3. The Impact of Technology on Advertising and Media
The state of the current media supply chain is truly baffling. Creative agencies look at loose demographic data and use artistic methodologies to engage consumers across a variety of mediums. This work is then tested and targeted and mass produced for slightly different geographies and customers to improve efficiency slightly using rather indirect data gathered in highly inefficient formats. This creative work is often “given away for free” because of the way that the access to distribute this content is bought and sold by media executives over industry-sponsored dinners and backroom deals among a small private club of big media agencies using finger-in-the-air approaches combined with gin-inspired gut-decisions and mass purchases based upon multi-brand strategies. Mad Men may not drink scotch and smoke in the office before noon anymore, but the core of the middle-man business hasn’t changed much. Profit is made off of media transactions – not based upon effectiveness, but upon volume.
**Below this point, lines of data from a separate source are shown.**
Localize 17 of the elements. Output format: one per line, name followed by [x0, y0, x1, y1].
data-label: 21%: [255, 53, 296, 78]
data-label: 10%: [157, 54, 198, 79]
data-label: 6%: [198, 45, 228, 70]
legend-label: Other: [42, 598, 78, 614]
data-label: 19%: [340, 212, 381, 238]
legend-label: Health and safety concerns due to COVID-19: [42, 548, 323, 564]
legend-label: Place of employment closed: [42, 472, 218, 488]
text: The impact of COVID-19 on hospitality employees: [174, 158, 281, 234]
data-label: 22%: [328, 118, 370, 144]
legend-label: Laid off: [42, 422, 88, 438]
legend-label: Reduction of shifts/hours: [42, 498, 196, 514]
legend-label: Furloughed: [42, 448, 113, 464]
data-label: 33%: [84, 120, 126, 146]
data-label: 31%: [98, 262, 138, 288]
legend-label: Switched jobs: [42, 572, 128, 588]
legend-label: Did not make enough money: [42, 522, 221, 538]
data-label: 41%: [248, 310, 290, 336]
It seems completely backwards – spend more money to get more results, because we’re going to cast as wide a net as possible. This will change. As data insight into the consumer experience increases (i.e. second screen activities, digital advertising and eyeball recognition, real time-bidding on high-value inventory), the sophistication of algorithmic-trading-esque programs for ad buying increases, and the ability to improve advertising effectiveness through hyper-targeted marketing and data-driven attribution will continue to increase. With that, the role of the Mad-Middle-Man will go the way of the Wall-Street-Floor-Trader yelling “buy!” and “sell!” as he takes orders via phone. CMOs will look more like data scientist and technology-fueled economists who have an aesthetic eye than business artists who can “connect with the people.” CIOs and CMOs will fight at first, but then ultimately become the same people at many organizations (the role of Chief Information & Marketing Officer will be popular for small and medium size firms, for sure). At the very least, they’re going to have to learn to get along – especially if Chief Digital Officers continue to secretly (or often publicly) try and make both positions obsolete.